Gamma globulin infusions are also used to treat immunological diseases, such as idiopathic thrombocytopenia purpura (ITP), a disease in which the platelets are being attacked by antibodies, leading to seriously low platelet counts. Gamma globulin apparently causes the spleen to ignore the antibody-tagged platelets, thus allowing them to survive and function.
Gamma globulin injections also provide substantial benefit to many suffering from Chronic Fatigue Syndrome, also known as Chronic Fatigue and Immune Disfunction Syndrome; Mylagic Encyphalitis; Chronic Epsteinn-Barr; Chronic Mono. In particular, it helps those who are greatly affected by changes in the barometric pressure (i.e., change in weather conditions, especially rain or other storms).
Another theory on how gamma globulin administration works in autoimmune disease is by overloading the mechanisms which degrade gamma globulins.

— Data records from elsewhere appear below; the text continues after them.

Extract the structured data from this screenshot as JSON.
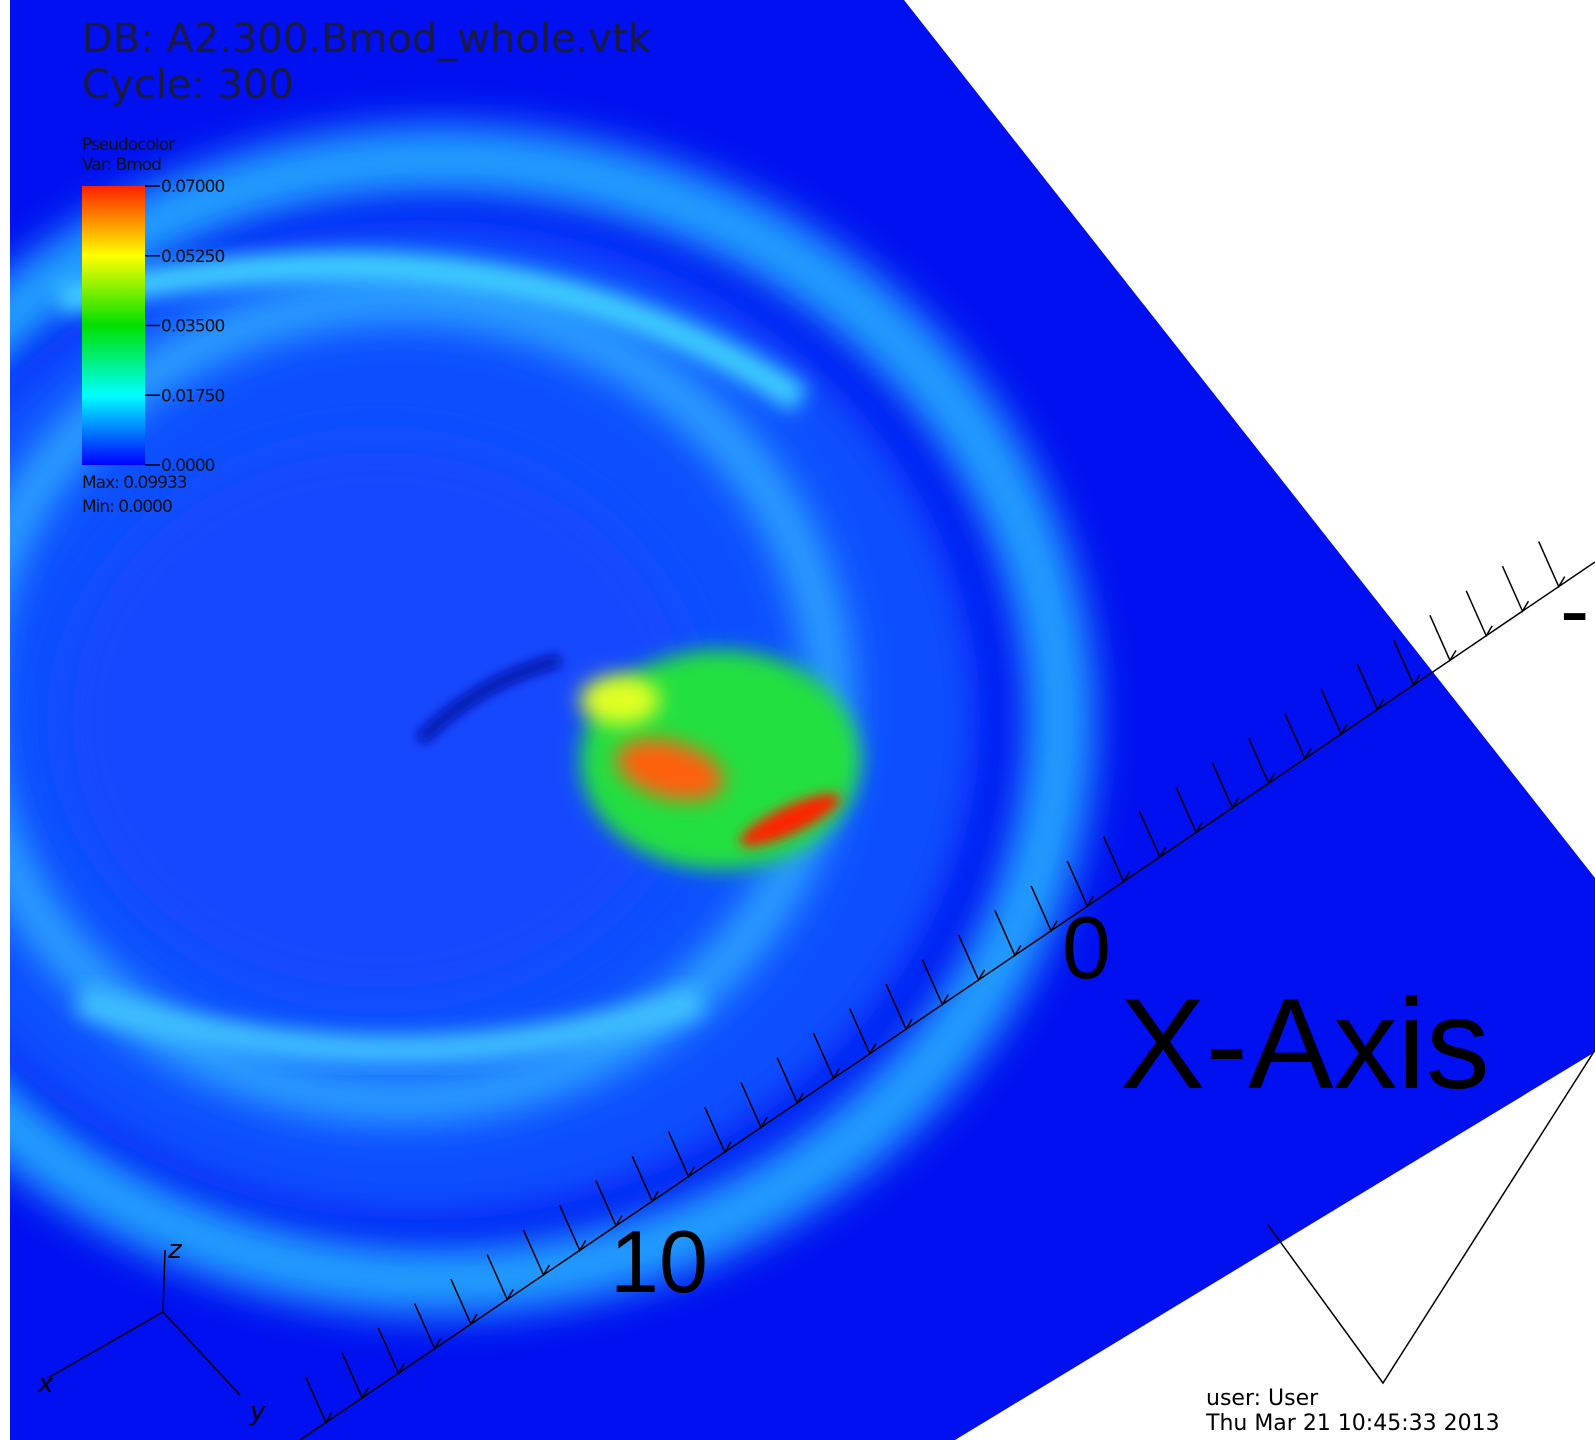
{
  "header": {
    "database": "DB: A2.300.Bmod_whole.vtk",
    "cycle": "Cycle: 300"
  },
  "legend": {
    "plot": "Pseudocolor",
    "variable": "Var: Bmod",
    "ticks": [
      "0.07000",
      "0.05250",
      "0.03500",
      "0.01750",
      "0.0000"
    ],
    "max": "Max:  0.09933",
    "min": "Min:  0.0000"
  },
  "axis": {
    "title": "X-Axis",
    "labels": [
      "0",
      "10"
    ],
    "partial": "-"
  },
  "triad": {
    "x": "x",
    "y": "y",
    "z": "z"
  },
  "footer": {
    "user": "user: User",
    "date": "Thu Mar 21 10:45:33 2013"
  }
}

Over loading the degradation mechanism causes the harmful gamma globulins to have a much shorter halflife in sera.
Pathology[edit | edit source]
An excess is known as hypergammaglobulinemia.
A disease of gamma globulins is called a "gammopathy" (for example, in monoclonal gammopathy of undetermined significance.)
Disease treatments[edit | edit source]
Kidney Transplant: Intravenous Gamma globulin was FDA approved in 2004 to reduce antibodies in a patient in kidney failure to allow that person to accept a kidney from a donor who has a different blood type, (ABO incompatible) or is an unacceptable tissue match. Dr. Stanley Jordan at Cedars-Sinai Medical Center in Los Angeles pioneered this treatment.